Encyclopedia Of Detroit

Van Hoosen, Bertha

Dr. Bertha Van Hoosen was a pioneer for women in medical occupations and the inventor of “Twilight Sleep” anesthetics. Born in 1863 in Stony Brook, Michigan (present day Rochester Hills), Van Hoosen attended Rochester Academy, Pontiac High School, and the University of Michigan, graduating in 1884 with a Bachelor of Arts degree. As she began to develop a passion for studying medicine, her parents ceased their support, as the medical field was almost exclusively male at the time. Determined to proceed with her career plans, Van Hoosen used the money she had earned from teaching calisthenics and physiology to pay for medical school. In 1888, she earned her M.D., graduating from the University of Michigan’s Medical School.

Following her graduation, Dr. Van Hoosen began a very successful medical career, holding residencies at the Woman’s Hospital in Detroit, the Michigan Asylum for the Insane in Kalamazoo, and the New England Hospital for Women and Children in Boston, Massachusetts. In 1892, she opened her own private practice in Chicago, and taught at Northwestern University Woman’s Medical School without pay. She later studied surgery under Byron Robinson, and eventually headed the obstetrical department of the Chicago Hospital for Women and Children from 1896 to 1899. Dr. Van Hoosen then joined the surgical staff of Provident Hospital, and briefly headed the gynecology department at Northwestern University Woman’s Medical School in 1901, for nine months prior to the school’s closure. She later became the first female faculty member of the University of Illinois College of Medicine, despite substantial opposition from the male faculty. In 1913, Dr. Van Hoosen earned the highest score on the Civil Service Board examinations for gynecological staff at Cook County Hospital, and she was subsequently appointed to the head of the obstetrics department at Loyola University of Chicago’s medical school in 1918.

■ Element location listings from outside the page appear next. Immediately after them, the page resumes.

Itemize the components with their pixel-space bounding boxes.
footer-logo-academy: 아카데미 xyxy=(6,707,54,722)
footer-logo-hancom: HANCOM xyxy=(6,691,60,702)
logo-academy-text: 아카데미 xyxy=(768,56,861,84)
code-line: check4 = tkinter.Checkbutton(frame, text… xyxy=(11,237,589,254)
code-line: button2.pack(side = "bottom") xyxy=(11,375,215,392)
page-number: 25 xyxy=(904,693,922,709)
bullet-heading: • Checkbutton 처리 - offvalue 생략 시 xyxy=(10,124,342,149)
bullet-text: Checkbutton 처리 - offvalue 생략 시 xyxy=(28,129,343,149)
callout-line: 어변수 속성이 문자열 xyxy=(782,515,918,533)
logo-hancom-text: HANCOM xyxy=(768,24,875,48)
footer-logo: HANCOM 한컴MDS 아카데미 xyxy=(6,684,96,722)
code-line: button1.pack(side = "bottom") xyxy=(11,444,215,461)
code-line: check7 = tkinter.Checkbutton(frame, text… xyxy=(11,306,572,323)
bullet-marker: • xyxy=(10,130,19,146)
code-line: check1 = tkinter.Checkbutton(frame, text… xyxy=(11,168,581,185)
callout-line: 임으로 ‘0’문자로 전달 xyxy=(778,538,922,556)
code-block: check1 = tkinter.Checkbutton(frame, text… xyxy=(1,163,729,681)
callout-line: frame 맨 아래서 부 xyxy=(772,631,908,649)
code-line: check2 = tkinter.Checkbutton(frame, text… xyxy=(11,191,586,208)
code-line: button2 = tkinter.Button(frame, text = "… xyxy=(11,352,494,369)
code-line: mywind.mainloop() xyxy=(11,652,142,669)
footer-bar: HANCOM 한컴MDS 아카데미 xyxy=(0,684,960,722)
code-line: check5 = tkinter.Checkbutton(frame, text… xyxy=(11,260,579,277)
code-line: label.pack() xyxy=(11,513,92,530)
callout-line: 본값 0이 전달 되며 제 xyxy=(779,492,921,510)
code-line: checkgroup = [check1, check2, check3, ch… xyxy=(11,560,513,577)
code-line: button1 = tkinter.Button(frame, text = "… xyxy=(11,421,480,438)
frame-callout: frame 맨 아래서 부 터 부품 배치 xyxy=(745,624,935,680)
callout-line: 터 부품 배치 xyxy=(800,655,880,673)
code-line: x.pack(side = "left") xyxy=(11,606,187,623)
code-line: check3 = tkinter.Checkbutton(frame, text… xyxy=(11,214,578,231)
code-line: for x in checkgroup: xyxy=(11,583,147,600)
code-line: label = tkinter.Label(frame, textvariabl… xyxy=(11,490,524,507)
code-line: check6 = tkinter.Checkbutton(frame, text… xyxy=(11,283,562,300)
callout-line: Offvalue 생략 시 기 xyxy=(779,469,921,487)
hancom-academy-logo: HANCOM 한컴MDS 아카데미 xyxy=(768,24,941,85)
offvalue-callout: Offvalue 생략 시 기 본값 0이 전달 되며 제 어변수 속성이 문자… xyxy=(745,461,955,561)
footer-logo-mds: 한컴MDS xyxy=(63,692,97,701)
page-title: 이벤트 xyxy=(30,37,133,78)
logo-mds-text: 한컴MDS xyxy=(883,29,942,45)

Dr. Van Hoosen was responsible for several medical innovations throughout her career, including the introduction of buttonhole surgical stitching, and the first usage of scopolamine-morphine (or “Twilight Sleep”) as an anesthetic during surgery. She also contributed to the newfound emphasis on hygiene and sterilization during operations. Although her contemporaries mocked her by calling her “the Petticoat Surgeon,” Dr. Van Hoosen is recognized today for helping to pave the way for women in the medical field, as well as for the prominent innovations she brought to the field. She was also involved in several medical organizations throughout her career, co-founding the Medical Women’s National Association in 1915, and being the only woman of her time, other than Madame Marie Curie, to be elected as an honorary member of the International Association of Medical Women. Van Hoosen suffered a stroke in October of 1951 and died at a convalescent home in Romeo, Michigan in 1952. Today, the farm where she was raised in present-day Rochester Hills is preserved as a museum.